TAORMINA (ME) – Sui proventi dei biglietti d’ingresso al Teatro Antico, dovuti dalla Regione e mai versati, il Comune ha deciso di fare sul serio e, come anticipato da queste colonne, sta dando seguito alla battaglia legale contro Palazzo d’Orleans.
Si tratta di circa 2 milioni e 800 mila euro che riguardano le annualità dal 2014 al 2016, quando ancora era in vigore la Legge numero 10/99 secondo cui il 30% degli introiti spettavano al Comune dove ricadevano i monumenti. L’avvocato Giovanni De Nigris, che rappresenta Palazzo dei Giurati, ha incontrato i tre commissari al Bilancio del Comune – Lucio Catania, Tania Giallongo e Maria Di Nardo – per spiegare le ragioni della contesa e la necessità di portare fino in fondo la questione, ritenuta del tutto legittima sulla base di una convenzione che regolava i rapporti tra l’assessorato regionale ai Beni culturali e i Comuni, tra i quali Taormina, dove risiede il monumento più visitato della Sicilia, il Teatro Antico appunto, meta ogni anno di almeno 800 mila visitatori paganti. Si potrebbe arrivare adesso a una proposta transattiva tra le parti, con la Regione che ritiene di non dovere più adempiere a quegli obblighi considerando che la normativa di riferimento nel frattempo è stata superata.
Con l’avvento dell’Amministrazione del sindaco Cateno De Luca, però, sappiamo bene come il dibattito in tema si sia fatto più accesso e rilevante, soprattutto perché è contestuale alla battaglia che il primo cittadino della Perla sta portando avanti contro la Regione sulla gestione del sito archeologico, in relazione all’assegnazione di spettacoli a organizzazioni private, sui quali il Comune non avrebbe alcuna posizione, né consultiva, né tantomeno decisionale, se non l’obbligo di garantire l’ordine pubblico e la pulizia con tutto quello che comporta, per esempio, un concerto rock di 4 o 5 mila persone. Una tipologia di spettacoli che a Taormina, economicamente parlando, non porterebbero nulla di buono, se non spese per gestire l’evento.

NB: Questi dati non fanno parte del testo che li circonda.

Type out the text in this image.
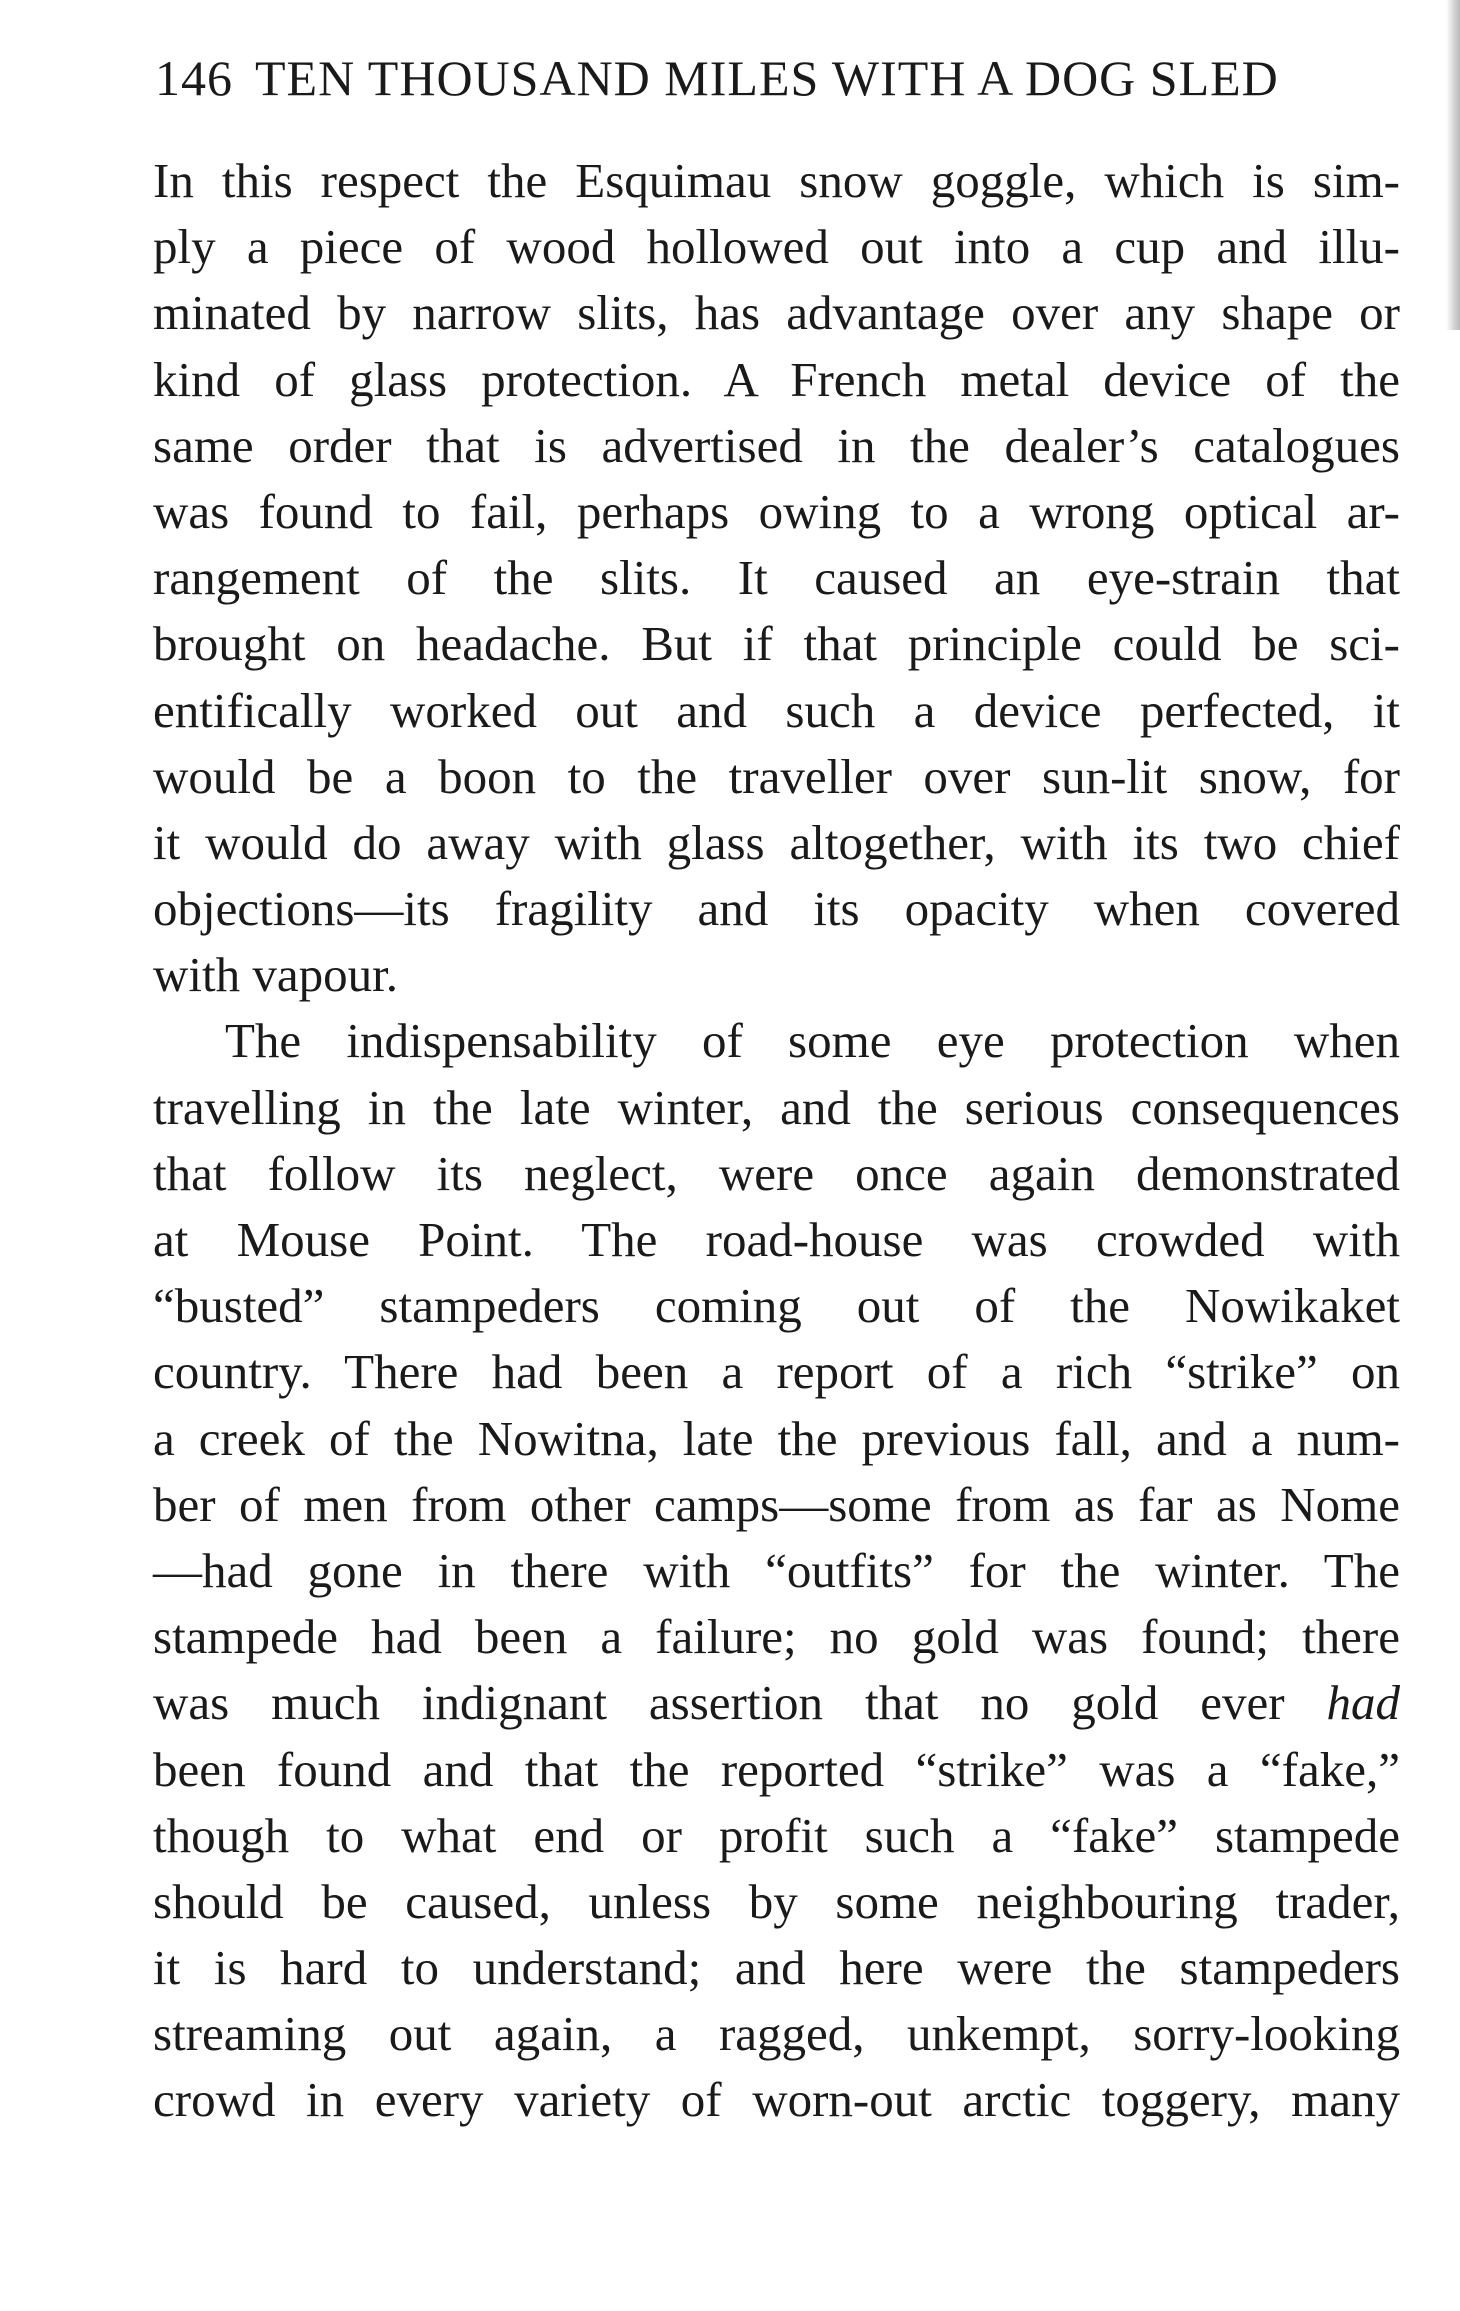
146 TEN THOUSAND MILES WITH A DOG SLED
In this respect the Esquimau snow goggle, which is sim-
ply a piece of wood hollowed out into a cup and illu-
minated by narrow slits, has advantage over any shape or
kind of glass protection. A French metal device of the
same order that is advertised in the dealer’s catalogues
was found to fail, perhaps owing to a wrong optical ar-
rangement of the slits. It caused an eye-strain that
brought on headache. But if that principle could be sci-
entifically worked out and such a device perfected, it
would be a boon to the traveller over sun-lit snow, for
it would do away with glass altogether, with its two chief
objections—its fragility and its opacity when covered
with vapour.
The indispensability of some eye protection when
travelling in the late winter, and the serious consequences
that follow its neglect, were once again demonstrated
at Mouse Point. The road-house was crowded with
“busted” stampeders coming out of the Nowikaket
country. There had been a report of a rich “strike” on
a creek of the Nowitna, late the previous fall, and a num-
ber of men from other camps—some from as far as Nome
—had gone in there with “outfits” for the winter. The
stampede had been a failure; no gold was found; there
was much indignant assertion that no gold ever had
been found and that the reported “strike” was a “fake,”
though to what end or profit such a “fake” stampede
should be caused, unless by some neighbouring trader,
it is hard to understand; and here were the stampeders
streaming out again, a ragged, unkempt, sorry-looking
crowd in every variety of worn-out arctic toggery, many
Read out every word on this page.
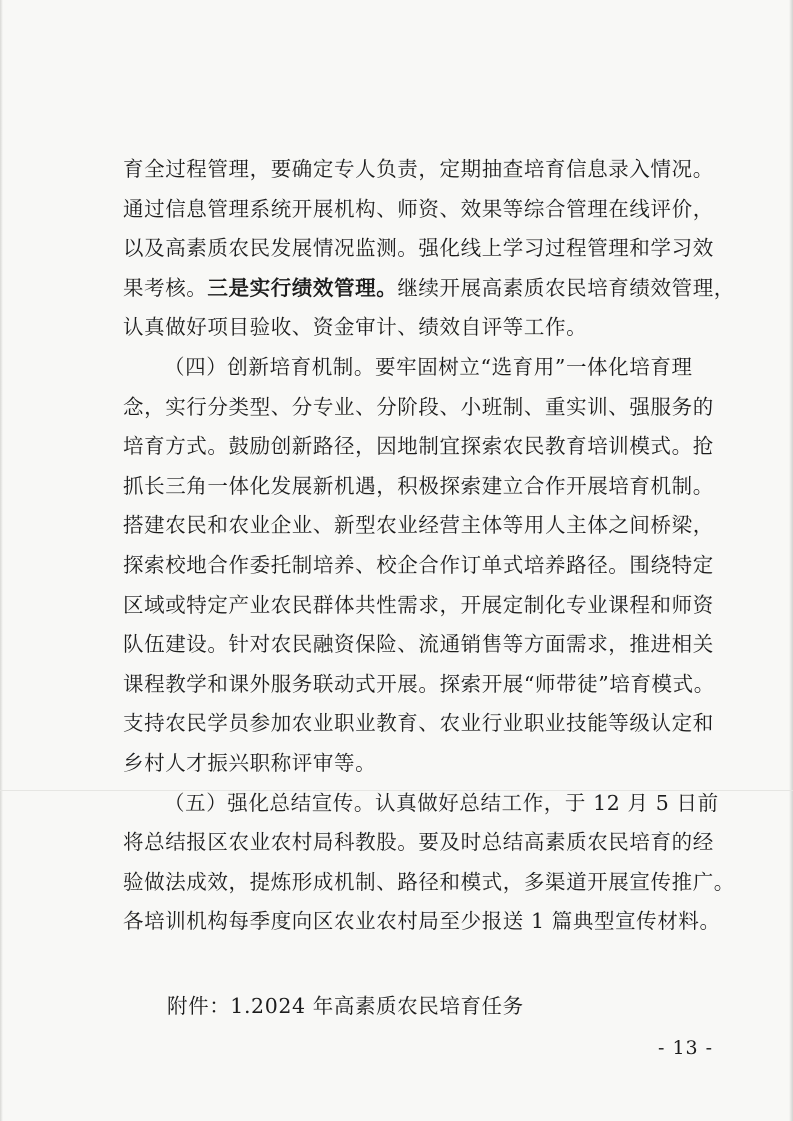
育全过程管理，要确定专人负责，定期抽查培育信息录入情况。
通过信息管理系统开展机构、师资、效果等综合管理在线评价，
以及高素质农民发展情况监测。强化线上学习过程管理和学习效
果考核。三是实行绩效管理。继续开展高素质农民培育绩效管理，
认真做好项目验收、资金审计、绩效自评等工作。
（四）创新培育机制。要牢固树立“选育用”一体化培育理
念，实行分类型、分专业、分阶段、小班制、重实训、强服务的
培育方式。鼓励创新路径，因地制宜探索农民教育培训模式。抢
抓长三角一体化发展新机遇，积极探索建立合作开展培育机制。
搭建农民和农业企业、新型农业经营主体等用人主体之间桥梁，
探索校地合作委托制培养、校企合作订单式培养路径。围绕特定
区域或特定产业农民群体共性需求，开展定制化专业课程和师资
队伍建设。针对农民融资保险、流通销售等方面需求，推进相关
课程教学和课外服务联动式开展。探索开展“师带徒”培育模式。
支持农民学员参加农业职业教育、农业行业职业技能等级认定和
乡村人才振兴职称评审等。
（五）强化总结宣传。认真做好总结工作，于 12 月 5 日前
将总结报区农业农村局科教股。要及时总结高素质农民培育的经
验做法成效，提炼形成机制、路径和模式，多渠道开展宣传推广。
各培训机构每季度向区农业农村局至少报送 1 篇典型宣传材料。
附件：1.2024 年高素质农民培育任务
- 13 -
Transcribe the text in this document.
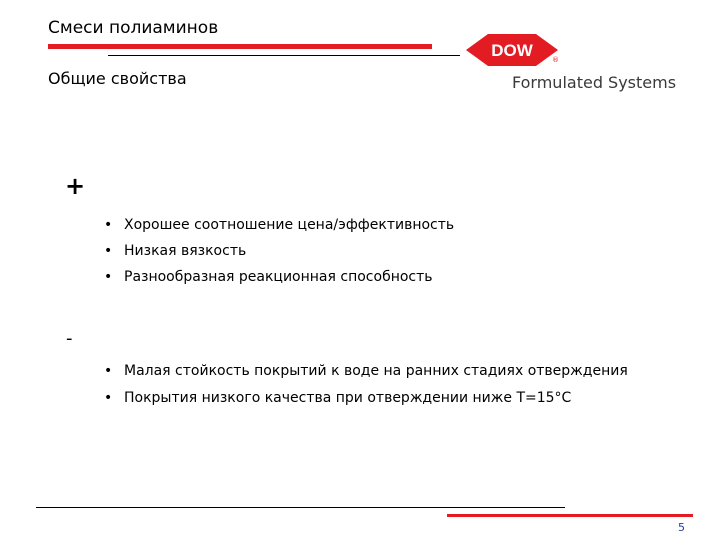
Смеси полиаминов
Общие свойства
DOW	®
Formulated Systems
+
• Хорошее соотношение цена/эффективность
• Низкая вязкость
• Разнообразная реакционная способность
-
• Малая стойкость покрытий к воде на ранних стадиях отверждения
• Покрытия низкого качества при отверждении ниже T=15°C
5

Anche la precedente Amministrazione aveva puntato il dito contro questo sistema di cose, chiedendo più volte un confronto e la scelta delle date. Cateno De Luca è andato oltre, portando prima di tutto il caso all’Assemblea regionale siciliana, dove nelle scorse settimane è stato approvato un emendamento al bilancio – proposto in parte proprio da De Luca – secondo cui i Comuni, dopo aver siglato convenzioni, potranno incassare il 15% dei proventi ottenuti dallo sbigliettamento ordinario dei siti archeologici ricadenti nel proprio territorio. I proventi serviranno alle amministrazioni per garantire i servizi di viabilità, sicurezza, decoro urbano e raccolta dei rifiuti. Rimasti ancora esclusi gli eventi privati, nei confronti dei quali il sindaco sta continuando la sua battaglia.
Prova ne è stato lo scorso 5 agosto quando il Parco archeologico di Naxos ha dovuto ritardare di alcune ore l’apertura del sito perché gli organizzatori dello spettacolo musicale tenutosi la sera prima avevano omesso di pulire l’anfiteatro. Tanto è bastato per far dire a De Luca che quell’organizzazione non avrebbe “più messo piede a Taormina per fare spettacoli”.
Tornando alla norma approvata a Palazzo dei Normanni, invece, è chiaro come ricalchi il principio contenuto nelle vecchie leggi su cui venivano sottoscritte le convenzioni e una percentuale degli incassi andava ai Comuni, proprio come quelli che a Taormina in passato non sono mai state versati. E per un Comune in default fino ai bilanci del 2020, “il diritto di incassare quelle somme è del tutto legittimo – aveva già detto l’organo commissariale – avendo subito l’onere di fornire i servizi collegati a una platea molto vasta di spettatori, che hanno avuto un impatto molto forte sul tessuto sociale del territorio, senza apportare vantaggi di natura economica, essendo visitatori occasionali in città”.
“Non sarebbe equo – hanno aggiunto – che il Comune sopportasse i costi e gli oneri degli spettacoli all’interno del Teatro Antico, senza alcuna partecipazione ai ricavi che sarebbero di pertinenza esclusiva di altri soggetti”.